- From: Joseph Reagle <reagle@w3.org>
- Date: Fri, 31 May 2002 15:59:00 -0400
- To: <w3c-ietf-xmldsig@w3.org>
- Cc: xml-encryption@w3.org, i18n-ig@w3.org
While looking at xenc's use of the MimeType and Encoding attributes I
noticed that in the text we say Encoding="base64" but the schema says
<attribute name='Encoding' type='anyURI' use="optional"/>. I went to check
what xmldsig says, and it unfortunately says the same thing!
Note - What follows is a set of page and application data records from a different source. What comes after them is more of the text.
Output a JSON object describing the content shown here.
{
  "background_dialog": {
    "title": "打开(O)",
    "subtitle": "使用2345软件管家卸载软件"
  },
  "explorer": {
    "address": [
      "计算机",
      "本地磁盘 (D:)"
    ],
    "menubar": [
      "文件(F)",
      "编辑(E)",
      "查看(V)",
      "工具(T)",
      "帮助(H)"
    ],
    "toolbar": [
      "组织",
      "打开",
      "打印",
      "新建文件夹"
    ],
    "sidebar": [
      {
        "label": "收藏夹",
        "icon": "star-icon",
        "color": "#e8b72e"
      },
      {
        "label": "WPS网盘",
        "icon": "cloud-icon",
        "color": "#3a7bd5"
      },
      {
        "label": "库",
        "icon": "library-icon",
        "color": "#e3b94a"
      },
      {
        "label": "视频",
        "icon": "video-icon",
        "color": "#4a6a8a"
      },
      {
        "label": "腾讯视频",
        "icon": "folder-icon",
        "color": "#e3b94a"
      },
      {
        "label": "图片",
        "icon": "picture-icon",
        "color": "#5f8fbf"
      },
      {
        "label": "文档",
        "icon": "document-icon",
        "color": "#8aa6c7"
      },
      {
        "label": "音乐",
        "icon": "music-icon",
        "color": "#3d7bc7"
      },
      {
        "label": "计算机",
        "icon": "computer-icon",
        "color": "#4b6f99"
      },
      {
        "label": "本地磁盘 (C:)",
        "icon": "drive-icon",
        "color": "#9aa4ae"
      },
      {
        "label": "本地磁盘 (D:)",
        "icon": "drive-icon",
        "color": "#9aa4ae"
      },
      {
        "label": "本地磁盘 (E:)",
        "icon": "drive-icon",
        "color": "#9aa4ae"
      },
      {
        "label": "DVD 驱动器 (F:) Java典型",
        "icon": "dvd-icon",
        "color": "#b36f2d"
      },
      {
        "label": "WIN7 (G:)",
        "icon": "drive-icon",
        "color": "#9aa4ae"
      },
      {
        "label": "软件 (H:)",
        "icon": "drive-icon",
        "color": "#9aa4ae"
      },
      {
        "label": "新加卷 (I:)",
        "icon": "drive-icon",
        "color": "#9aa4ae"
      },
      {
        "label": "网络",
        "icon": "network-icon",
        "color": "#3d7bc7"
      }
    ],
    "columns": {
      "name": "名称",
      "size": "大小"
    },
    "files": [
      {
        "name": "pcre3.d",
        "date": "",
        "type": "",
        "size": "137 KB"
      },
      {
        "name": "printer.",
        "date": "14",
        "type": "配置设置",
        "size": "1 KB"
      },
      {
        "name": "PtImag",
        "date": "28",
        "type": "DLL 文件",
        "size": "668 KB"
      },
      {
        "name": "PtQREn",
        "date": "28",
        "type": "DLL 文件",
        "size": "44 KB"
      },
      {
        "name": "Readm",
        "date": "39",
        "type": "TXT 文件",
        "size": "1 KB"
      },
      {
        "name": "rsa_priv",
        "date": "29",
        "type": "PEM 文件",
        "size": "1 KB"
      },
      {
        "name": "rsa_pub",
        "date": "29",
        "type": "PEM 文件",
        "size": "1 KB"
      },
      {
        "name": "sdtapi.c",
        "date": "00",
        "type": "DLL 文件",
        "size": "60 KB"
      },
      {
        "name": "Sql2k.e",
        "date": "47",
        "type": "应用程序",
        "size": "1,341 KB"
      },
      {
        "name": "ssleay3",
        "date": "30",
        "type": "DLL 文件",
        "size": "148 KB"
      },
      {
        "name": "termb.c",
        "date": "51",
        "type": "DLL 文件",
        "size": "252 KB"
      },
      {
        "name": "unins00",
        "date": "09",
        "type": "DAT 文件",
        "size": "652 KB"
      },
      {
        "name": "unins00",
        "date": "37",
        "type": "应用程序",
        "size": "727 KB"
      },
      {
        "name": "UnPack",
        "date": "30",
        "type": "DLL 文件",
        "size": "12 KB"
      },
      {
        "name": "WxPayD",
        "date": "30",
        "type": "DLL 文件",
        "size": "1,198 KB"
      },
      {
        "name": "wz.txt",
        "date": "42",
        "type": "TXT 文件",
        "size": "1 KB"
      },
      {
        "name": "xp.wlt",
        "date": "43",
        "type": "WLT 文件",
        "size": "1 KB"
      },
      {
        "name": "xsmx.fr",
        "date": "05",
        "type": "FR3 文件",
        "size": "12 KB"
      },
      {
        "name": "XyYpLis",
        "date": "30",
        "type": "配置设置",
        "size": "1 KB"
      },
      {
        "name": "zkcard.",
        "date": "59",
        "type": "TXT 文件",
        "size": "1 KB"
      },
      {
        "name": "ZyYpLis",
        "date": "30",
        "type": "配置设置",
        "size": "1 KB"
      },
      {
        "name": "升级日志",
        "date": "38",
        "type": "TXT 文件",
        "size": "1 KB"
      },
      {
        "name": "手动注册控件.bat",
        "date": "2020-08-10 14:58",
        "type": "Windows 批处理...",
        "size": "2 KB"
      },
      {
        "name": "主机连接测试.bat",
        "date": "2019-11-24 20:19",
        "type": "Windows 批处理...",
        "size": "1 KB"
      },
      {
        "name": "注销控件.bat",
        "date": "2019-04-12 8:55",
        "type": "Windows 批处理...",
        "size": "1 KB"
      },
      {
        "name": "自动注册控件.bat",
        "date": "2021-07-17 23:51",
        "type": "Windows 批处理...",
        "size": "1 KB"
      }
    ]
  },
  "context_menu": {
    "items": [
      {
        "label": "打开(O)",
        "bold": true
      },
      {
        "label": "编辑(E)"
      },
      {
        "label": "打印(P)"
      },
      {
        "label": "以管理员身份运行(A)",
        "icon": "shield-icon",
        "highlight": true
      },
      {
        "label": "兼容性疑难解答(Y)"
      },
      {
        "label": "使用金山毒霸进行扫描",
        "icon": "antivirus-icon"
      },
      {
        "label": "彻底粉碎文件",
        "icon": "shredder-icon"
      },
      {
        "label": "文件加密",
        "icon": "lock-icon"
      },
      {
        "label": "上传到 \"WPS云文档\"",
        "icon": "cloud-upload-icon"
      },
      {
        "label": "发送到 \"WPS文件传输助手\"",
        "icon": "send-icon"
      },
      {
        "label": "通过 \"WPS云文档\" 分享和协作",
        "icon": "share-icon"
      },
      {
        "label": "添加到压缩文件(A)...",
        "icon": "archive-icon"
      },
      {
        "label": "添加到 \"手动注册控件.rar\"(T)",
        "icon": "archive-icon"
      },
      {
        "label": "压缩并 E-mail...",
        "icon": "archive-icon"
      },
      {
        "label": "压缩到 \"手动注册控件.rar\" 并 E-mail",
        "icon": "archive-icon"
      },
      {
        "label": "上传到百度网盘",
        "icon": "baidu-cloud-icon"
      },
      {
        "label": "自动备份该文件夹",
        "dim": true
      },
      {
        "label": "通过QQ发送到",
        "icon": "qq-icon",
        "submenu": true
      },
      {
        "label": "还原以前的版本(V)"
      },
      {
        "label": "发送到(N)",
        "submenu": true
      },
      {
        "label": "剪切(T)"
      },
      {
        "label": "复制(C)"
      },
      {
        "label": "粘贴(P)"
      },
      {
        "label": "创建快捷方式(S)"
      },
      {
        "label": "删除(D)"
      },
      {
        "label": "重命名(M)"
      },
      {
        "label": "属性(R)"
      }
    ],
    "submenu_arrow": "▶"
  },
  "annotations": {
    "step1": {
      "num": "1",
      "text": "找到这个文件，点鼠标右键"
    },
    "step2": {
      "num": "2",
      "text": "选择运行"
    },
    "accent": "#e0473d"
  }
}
So we need to
answer two questions:
1. Confirm our intent is to specify an informational (no action need be
taken) TES: Transfer Encoding Syntax (e.g., base64, uuencode, BinHex,
quoted-printable, gzip, etc) and not a CEF: Character Encoding Form (e.g.,
UTF-8, UTF-16), or CES: Character Encoding Scheme (e.g., UTF-16BE,
UTF-16LE.) Given we say Encoding, the example uses "base64", and we're
using this to encode various objects (like a PDF, Word file, etc.) I think
it is safe to say we mean a Transfer Encoding Syntax.
2. How do we want to represent this, as a string or URI?
A. Is there a registry for TES?
B. We have a URI for base64 which his easy to use.
C. I think it's easier to change the text to an example using a URI, then
to change the schema of the REC...
[1] http://www.unicode.org/unicode/reports/tr17/
The five levels can be summarized as:
* ACR: Abstract Character Repertoire
+ the set of characters to be encoded, e.g., some alphabet or
symbol set
* CCS: Coded Character Set
+ a mapping from an abstract character repertoire to a set of
non-negative integers
* CEF: Character Encoding Form
+ a mapping from a set of non-negative integers (from a CCS) to
a set of sequences of particular code units of some specified
width, such as bytes
* CES: Character Encoding Scheme
+ a mapping from a set of sequences of codes units (from one or
more CEFs) to a serialized sequence of bytes
* TES: Transfer Encoding Syntax
+ a reversible transform of encoded data. This data may or may
not contain textual data
Character Repertoire (CR) = a set of abstract characters
Coded Character Set (CCS) = a mapping of code values (space, points,
positions) to a Character Repertoire
Character Encoding Scheme (CES) = scheme for representing a character
repertoire in a code space. Frequently, a (|CR| > |code space|) so one
has to do various extensions and escaping to represent those extra
chacters. UTF-8 is a CES.
Charset = CCS + CES
http://www.faqs.org/rfcs/rfc1521.html
http://www.iana.org/assignments/character-sets
http://czyborra.com/utf/
Received on Friday, 31 May 2002 16:00:17 UTC